Saturday, February 13, 2016

Quickies: Breaking The Rules

     I wasn’t looking for a feel-good item, but I’m very glad to have found this one:

     Coffee is not exactly Thomas Rusert’s cup of tea.

     Nevertheless, every Thursday morning Pastor Thomas indulges himself in a steaming cup of java at local coffee houses.

     “I’m a tea drinker all the other days of the week,” said Thomas, the associate pastor of St. Paul’s Lutheran Church in Doylestown, Pennsylvania. “I’m a weirdly patterned person.”

     So what is this tea-drinking pastor doing at those coffee houses? Exactly what a pastor should be doing:

     It does seem a bit unusual – akin to a vegetarian ordering tofu at a barbecue joint. But it turns the pastor’s weekly coffee klatch is all about prayer. Yes, prayer.

     Every Thursday morning, Pastor Thomas puts on a clergy collar and sets up shop in a local coffee house. He sets out a little sign that reads, “Free Prayer,” and then waits to see who God sends his way.

     “I’m humbled all the time by the way that the Spirit works,” the pastor told me. “God is working to give people the courage to say, ‘All right – I’m going to take this pastor up on this offer.’”

     And they have – by the hundreds.

     “Admirable” isn’t a strong enough word. “Innovative,” yes – and unfortunately, likely to draw groundless criticism (and backbiting) from other Christian pastors. Clerics should stay in their parishes, where they belong! will be the refrain. I could only wish that Catholic priests might be inspired to emulate this Lutheran minister. Unfortunately yet again, priests of my denomination tend to be more concerned with parish finances and running programs only tenuously connected to the faith than they are with finding and reaching out to souls in need.

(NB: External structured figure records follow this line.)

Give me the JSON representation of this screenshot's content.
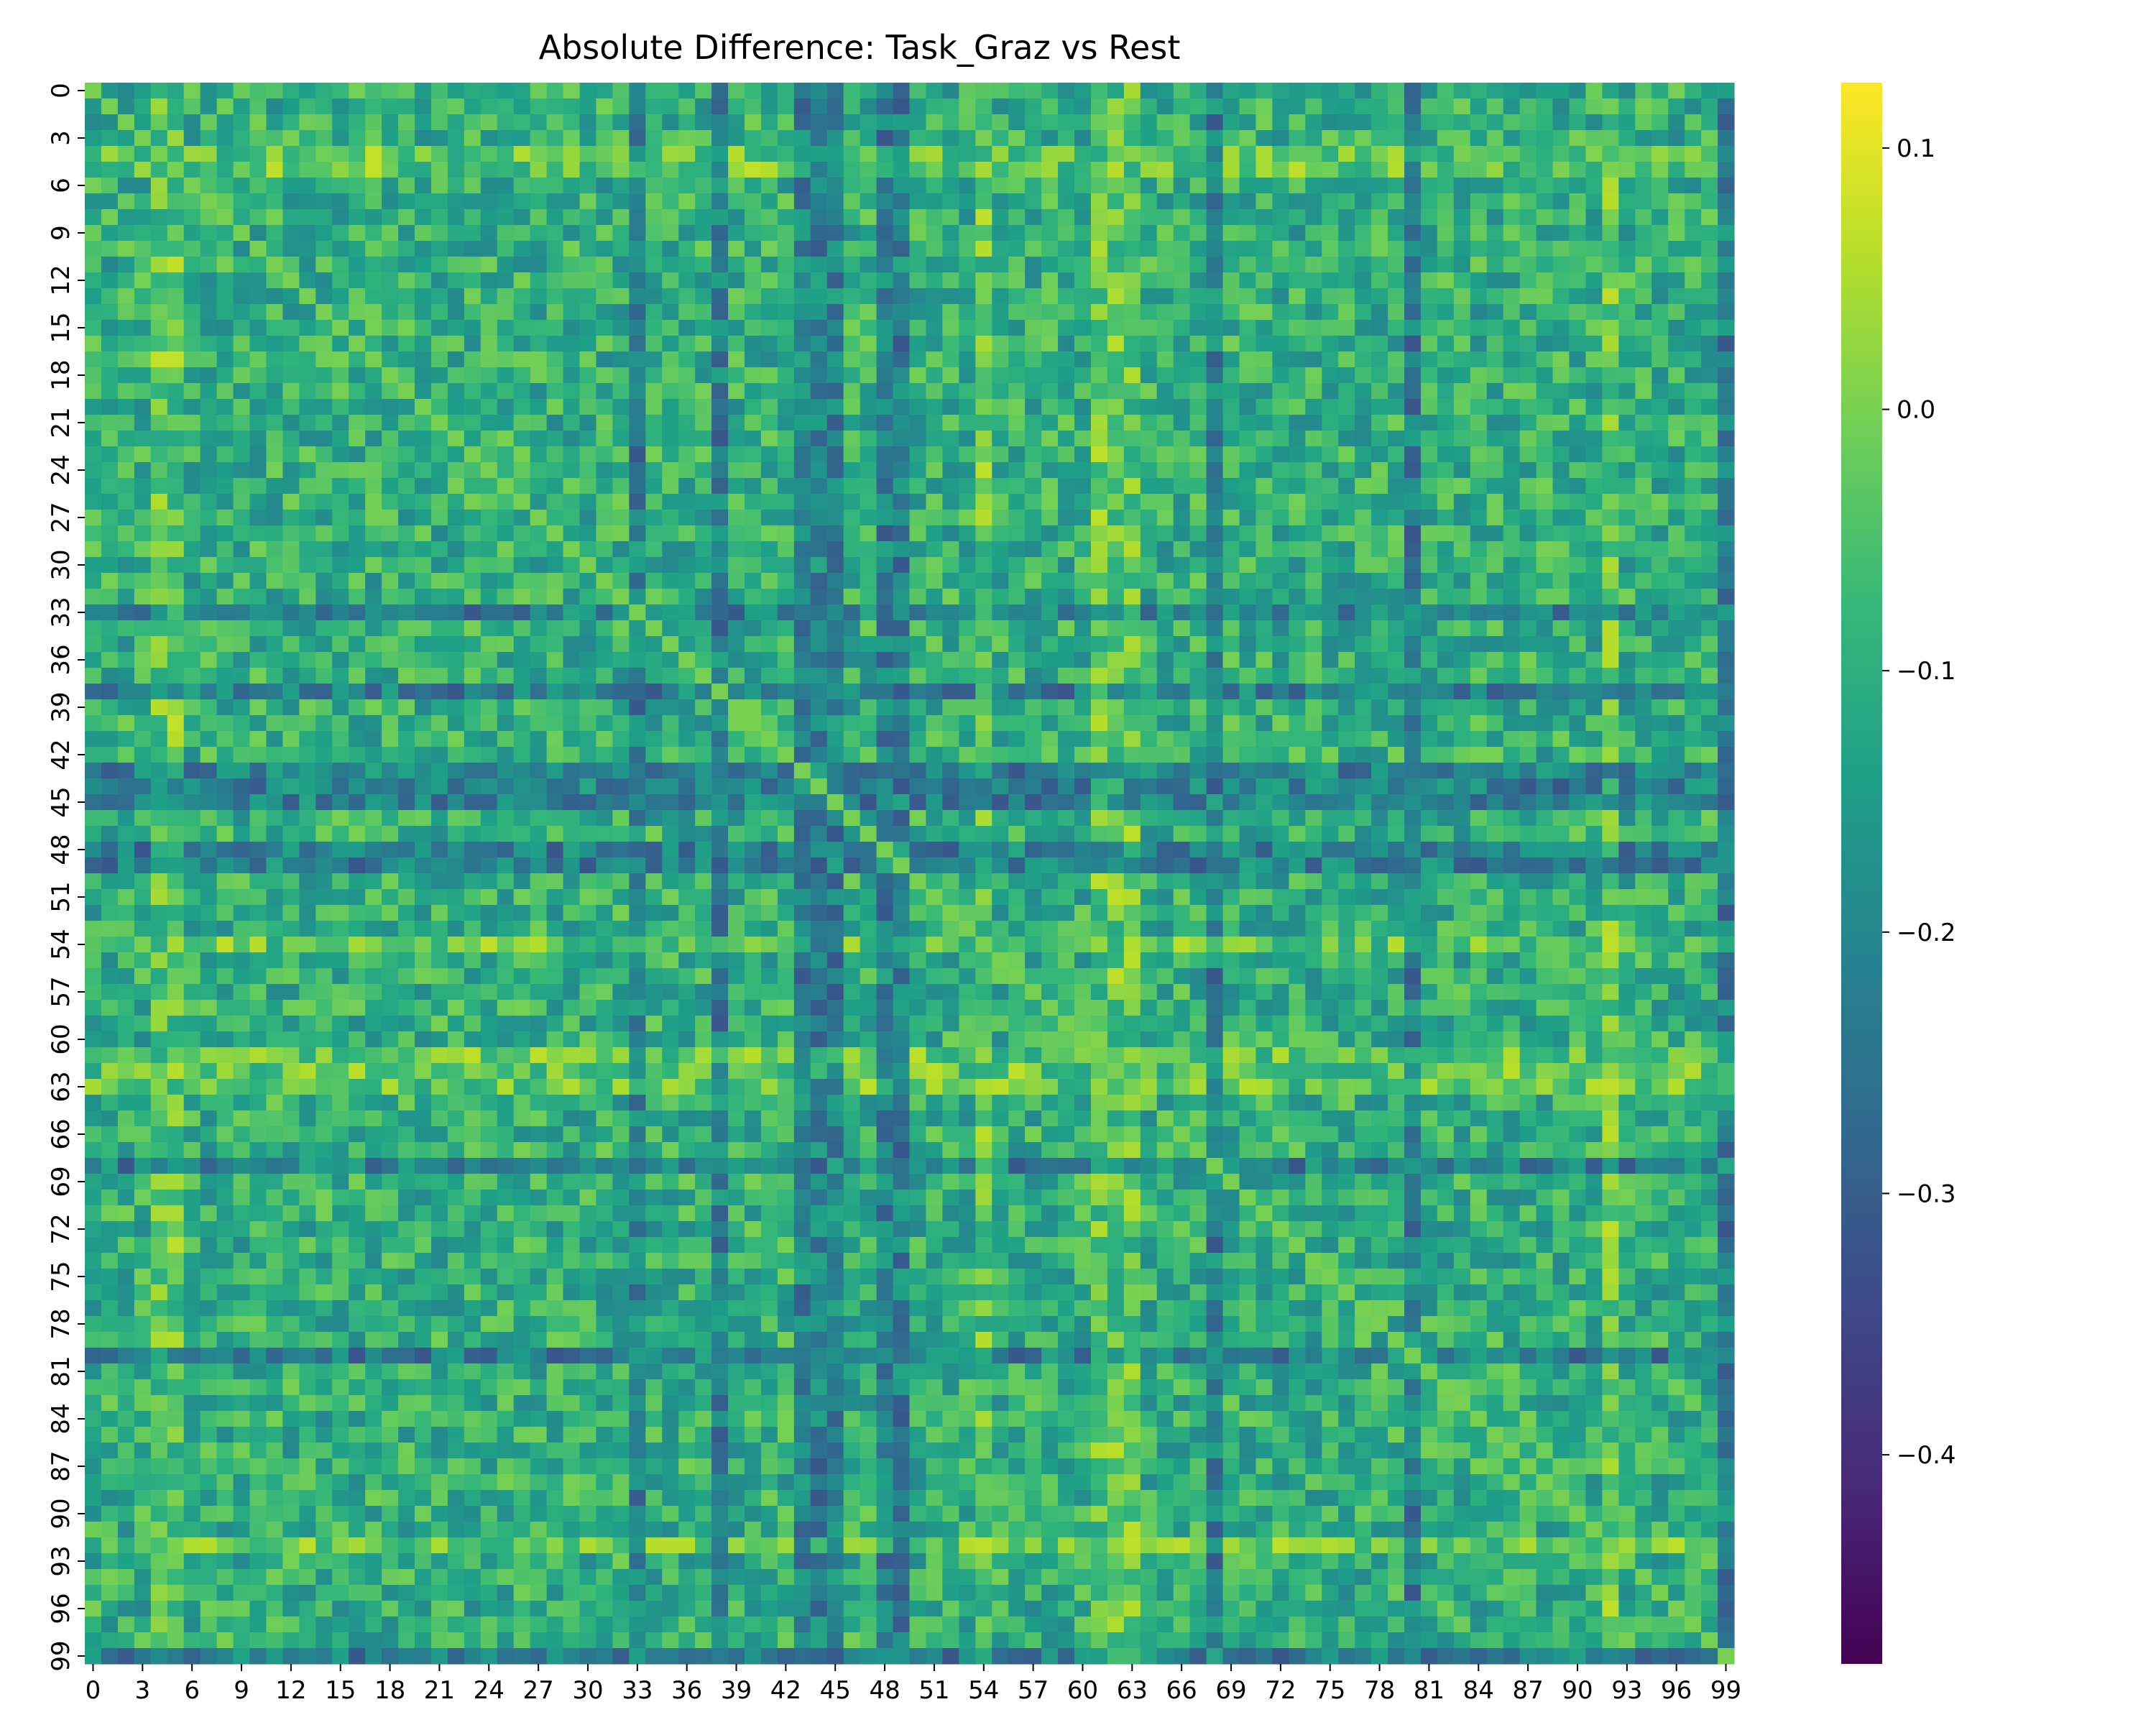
{
  "chart_data": {
    "type": "heatmap",
    "title": "Absolute Difference: Task_Graz vs Rest",
    "xlabel": "",
    "ylabel": "",
    "size": 100,
    "x_tick_labels": [
      "0",
      "3",
      "6",
      "9",
      "12",
      "15",
      "18",
      "21",
      "24",
      "27",
      "30",
      "33",
      "36",
      "39",
      "42",
      "45",
      "48",
      "51",
      "54",
      "57",
      "60",
      "63",
      "66",
      "69",
      "72",
      "75",
      "78",
      "81",
      "84",
      "87",
      "90",
      "93",
      "96",
      "99"
    ],
    "y_tick_labels": [
      "0",
      "3",
      "6",
      "9",
      "12",
      "15",
      "18",
      "21",
      "24",
      "27",
      "30",
      "33",
      "36",
      "39",
      "42",
      "45",
      "48",
      "51",
      "54",
      "57",
      "60",
      "63",
      "66",
      "69",
      "72",
      "75",
      "78",
      "81",
      "84",
      "87",
      "90",
      "93",
      "96",
      "99"
    ],
    "colorbar": {
      "colormap": "viridis",
      "vmin": -0.48,
      "vmax": 0.125,
      "tick_labels": [
        "0.1",
        "0.0",
        "−0.1",
        "−0.2",
        "−0.3",
        "−0.4"
      ],
      "tick_values": [
        0.1,
        0.0,
        -0.1,
        -0.2,
        -0.3,
        -0.4
      ]
    },
    "grid": false,
    "legend": "colorbar-right",
    "matrix_summary": {
      "diagonal_value": 0.0,
      "typical_range": [
        -0.2,
        0.0
      ],
      "high_rows_cols": [
        4,
        5,
        54,
        61,
        62,
        63,
        92
      ],
      "low_blocks_cols": [
        38,
        43,
        45,
        48,
        49,
        80,
        99
      ],
      "low_blocks_rows": [
        33,
        44,
        48,
        68,
        80
      ]
    }
  },
  "colors": {
    "viridis_stops": [
      "#440154",
      "#482878",
      "#3e4989",
      "#31688e",
      "#26828e",
      "#1f9e89",
      "#35b779",
      "#6ece58",
      "#b5de2b",
      "#fde725"
    ]
  }
}
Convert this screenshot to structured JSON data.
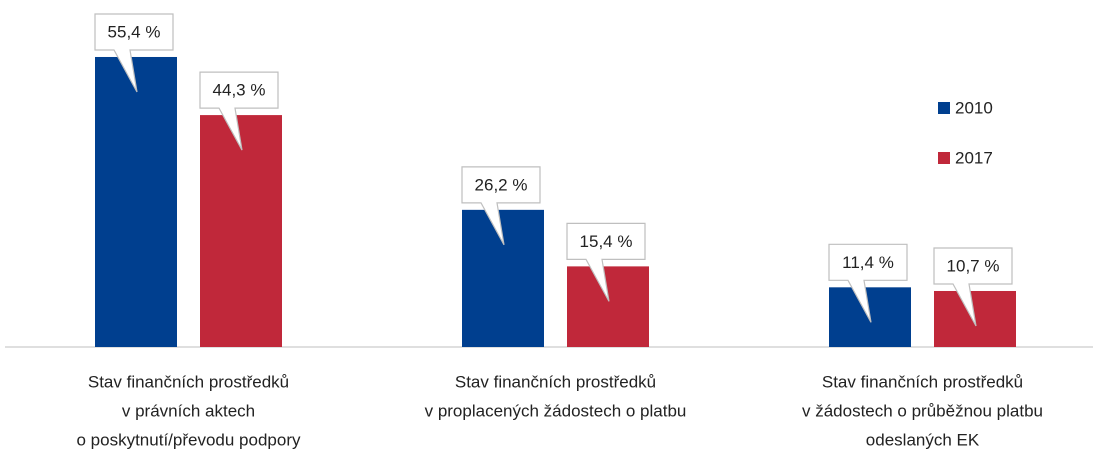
{
  "chart_data": {
    "type": "bar",
    "categories": [
      [
        "Stav finančních prostředků",
        "v právních aktech",
        "o poskytnutí/převodu podpory"
      ],
      [
        "Stav finančních prostředků",
        "v proplacených žádostech o platbu"
      ],
      [
        "Stav finančních prostředků",
        "v žádostech o průběžnou platbu",
        "odeslaných EK"
      ]
    ],
    "series": [
      {
        "name": "2010",
        "color": "#003f8f",
        "values": [
          55.4,
          26.2,
          11.4
        ],
        "value_labels": [
          "55,4 %",
          "26,2 %",
          "11,4 %"
        ]
      },
      {
        "name": "2017",
        "color": "#c0283a",
        "values": [
          44.3,
          15.4,
          10.7
        ],
        "value_labels": [
          "44,3 %",
          "15,4 %",
          "10,7 %"
        ]
      }
    ],
    "legend": "right"
  }
}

     I can’t help but draw a somewhat quirky parallel. It’s a matter of apocryphal lore that a reporter once asked bandit Willie Sutton why he robbed banks. Sutton’s supposed reply (which he later denied) became a classic: “Because that’s where the money is.” Apocryphal or not, that bit of homely good sense has become a popular marketing aphorism: “Go where the money is.” Pastor Thomas has clearly decided to “go where the souls are” – and he’s finding them in impressive numbers.

     Smile along with me, Gentle Reader. Innovations in Christian outreach are few and far between. This one is both noteworthy and entirely wholesome. Clerics nationwide, take note!


Tim Turner said...

Synchronicity? 20 minutes after I read this, the NPR show, "Wait Wait Don't Tell Me" had a story about a Catholic diocese in England that offers mobile confessions in a bus that travels around with a priest.

They made mild fun of the idea.

Francis W. Porretto said...

With one breath, with one flow
You will know
A sleep trance, a dream dance,
A shared romance,

(Gordon Sumner, a.k.a. "Sting") said...

Great story Fran! Thanks! Really does stir the imagination. Jesus, friend of sinners.